A chegada da primavera, em setembro, suscitou produções relativas à descoberta da natureza, mesmo que de dentro de casa, e ao desabrochar de novas possibilidades. A indicação de diversos tours virtuais, vídeos e livros foi fundamental para possibilitar o conhecimento sobre animais, plantas e ecossistemas, assim como a relação indivíduo-meio ambiente. Também foi possível realizar uma live com uma escritora de livros infantis voltados à natureza.
O Dia da Árvore, 21 de setembro, que é também o Dia Nacional de Luta da Pessoa com Deficiência, marcou o início da temática de diversidade. A eleição coincidente da data remete à expressão da diversidade e ao contínuo nascimento para conquista e florescimento de reivindicações. Assim, procuramos explorar não somente a diversidade no que tange diferenças particulares e pessoais entre sujeitos, mas também em relação a inúmeros fatores, como história, faixa etária, condição orgânica ou de saúde, tipo físico, contexto sociofamiliar, classe social, cultura, educação e experiências subjetivas. No âmbito desta discussão, realizamos um diálogo, também em formato de live no Youtube, com uma professora especialista nos temas educação especial, inclusão e autismo, participante do projeto.
Ao fim, na abordagem da última temática, objetivamos incitar o público a criar novas maneiras de continuar a literar, com a divulgação e elaboração de dicas, indicações e conteúdos voltados para os professores, famílias e interessados por literatura infantil.
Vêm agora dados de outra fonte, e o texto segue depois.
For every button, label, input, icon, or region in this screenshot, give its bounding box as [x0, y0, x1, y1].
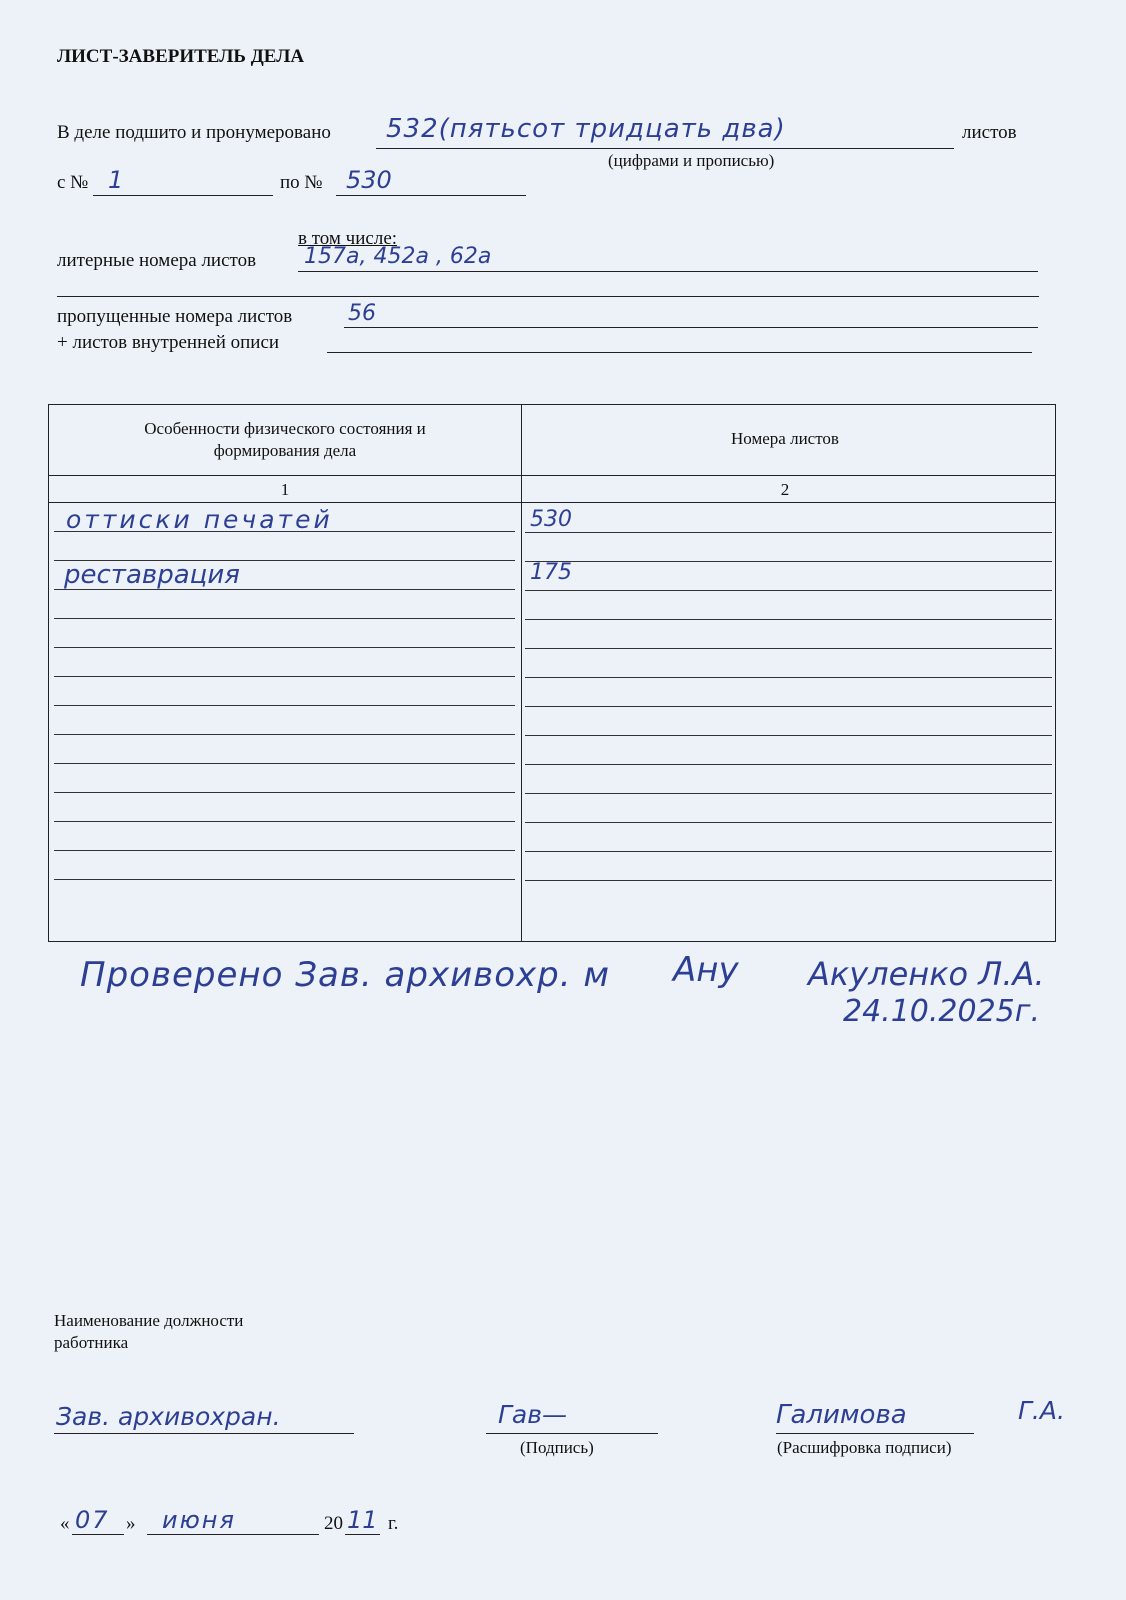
table-col2-ruled-line	[525, 793, 1052, 794]
row-1-pages: 530	[530, 507, 572, 532]
missing-pages-value: 56	[348, 301, 376, 326]
table-col2-ruled-line	[525, 880, 1052, 881]
table-col1-ruled-line	[54, 618, 515, 619]
to-label: по №	[280, 172, 323, 193]
table-col2-ruled-line	[525, 822, 1052, 823]
table-col1-ruled-line	[54, 821, 515, 822]
letter-pages-label: литерные номера листов	[57, 250, 257, 271]
table-col2-ruled-line	[525, 590, 1052, 591]
table-col2-ruled-line	[525, 561, 1052, 562]
letter-pages-underline-2	[57, 296, 1039, 297]
decode-initials: Г.А.	[1018, 1396, 1065, 1425]
to-value: 530	[346, 166, 392, 194]
including-label: в том числе:	[298, 228, 398, 249]
date-year-suffix: 11	[347, 1506, 378, 1534]
table-col2-ruled-line	[525, 735, 1052, 736]
table-col2-ruled-line	[525, 851, 1052, 852]
table-col2-ruled-line	[525, 706, 1052, 707]
date-close-quote: »	[126, 1513, 136, 1534]
to-underline	[336, 195, 526, 196]
row-2-pages: 175	[530, 560, 572, 585]
row-2-feature: реставрация	[64, 560, 240, 590]
position-underline	[54, 1433, 354, 1434]
from-value: 1	[108, 166, 124, 194]
signature-value: Гав—	[498, 1400, 567, 1429]
date-suffix: г.	[388, 1513, 399, 1534]
verification-name: Акуленко Л.А.	[808, 955, 1045, 993]
date-month: июня	[162, 1506, 236, 1534]
date-month-underline	[147, 1534, 319, 1535]
pages-sewn-suffix: листов	[962, 122, 1017, 143]
pages-sewn-value: 532(пятьсот тридцать два)	[386, 114, 786, 144]
pages-sewn-hint: (цифрами и прописью)	[608, 151, 775, 170]
table-col1-ruled-line	[54, 792, 515, 793]
date-year-prefix: 20	[324, 1513, 343, 1534]
row-1-feature: оттиски печатей	[66, 505, 333, 534]
document-title: ЛИСТ-ЗАВЕРИТЕЛЬ ДЕЛА	[57, 46, 305, 67]
missing-pages-underline	[344, 327, 1038, 328]
table-col1-ruled-line	[54, 879, 515, 880]
col2-header: Номера листов	[731, 429, 839, 448]
table-column-divider	[521, 404, 522, 942]
decode-label: (Расшифровка подписи)	[777, 1438, 952, 1457]
missing-pages-label: пропущенные номера листов	[57, 306, 293, 327]
table-col1-ruled-line	[54, 763, 515, 764]
signature-underline	[486, 1433, 658, 1434]
signature-label: (Подпись)	[520, 1438, 594, 1457]
position-label: Наименование должности работника	[54, 1311, 244, 1352]
letter-pages-value: 157а, 452а , 62а	[304, 244, 492, 269]
pages-sewn-underline	[376, 148, 954, 149]
decode-value: Галимова	[776, 1400, 907, 1430]
table-col2-ruled-line	[525, 648, 1052, 649]
table-number-divider	[48, 502, 1056, 503]
verification-text: Проверено Зав. архивохр. м	[80, 955, 610, 995]
col2-number: 2	[780, 480, 790, 499]
features-table	[48, 404, 1056, 942]
table-col1-ruled-line	[54, 850, 515, 851]
table-col2-ruled-line	[525, 677, 1052, 678]
from-underline	[93, 195, 273, 196]
table-header-divider	[48, 475, 1056, 476]
inner-inventory-label: + листов внутренней описи	[57, 332, 280, 353]
table-col1-ruled-line	[54, 705, 515, 706]
letter-pages-underline	[298, 271, 1038, 272]
decode-underline	[776, 1433, 974, 1434]
from-label: с №	[57, 172, 89, 193]
table-col1-ruled-line	[54, 647, 515, 648]
date-day-underline	[72, 1534, 124, 1535]
verification-date: 24.10.2025г.	[843, 994, 1041, 1029]
inner-inventory-underline	[327, 352, 1032, 353]
table-col1-ruled-line	[54, 676, 515, 677]
col1-number: 1	[280, 480, 290, 499]
date-open-quote: «	[60, 1513, 70, 1534]
position-value: Зав. архивохран.	[56, 1402, 281, 1431]
date-day: 07	[75, 1506, 110, 1534]
table-col2-ruled-line	[525, 764, 1052, 765]
col1-header: Особенности физического состояния и формирования дела	[144, 419, 426, 460]
table-col2-ruled-line	[525, 532, 1052, 533]
date-year-underline	[345, 1534, 380, 1535]
pages-sewn-label: В деле подшито и пронумеровано	[57, 122, 331, 143]
table-col2-ruled-line	[525, 619, 1052, 620]
table-col1-ruled-line	[54, 734, 515, 735]
verification-signature: Ану	[673, 950, 739, 990]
O propósito de finalizar o projeto desta forma foi o de deixar um legado, não somente para o público como também para os participantes, transformadores e transformados por essa experiência. A disponibilização de todo o conteúdo neste e-book facilita ainda mais o acesso e divulgação e é parte do convite feito pelo projeto, para que todos continuem a literar!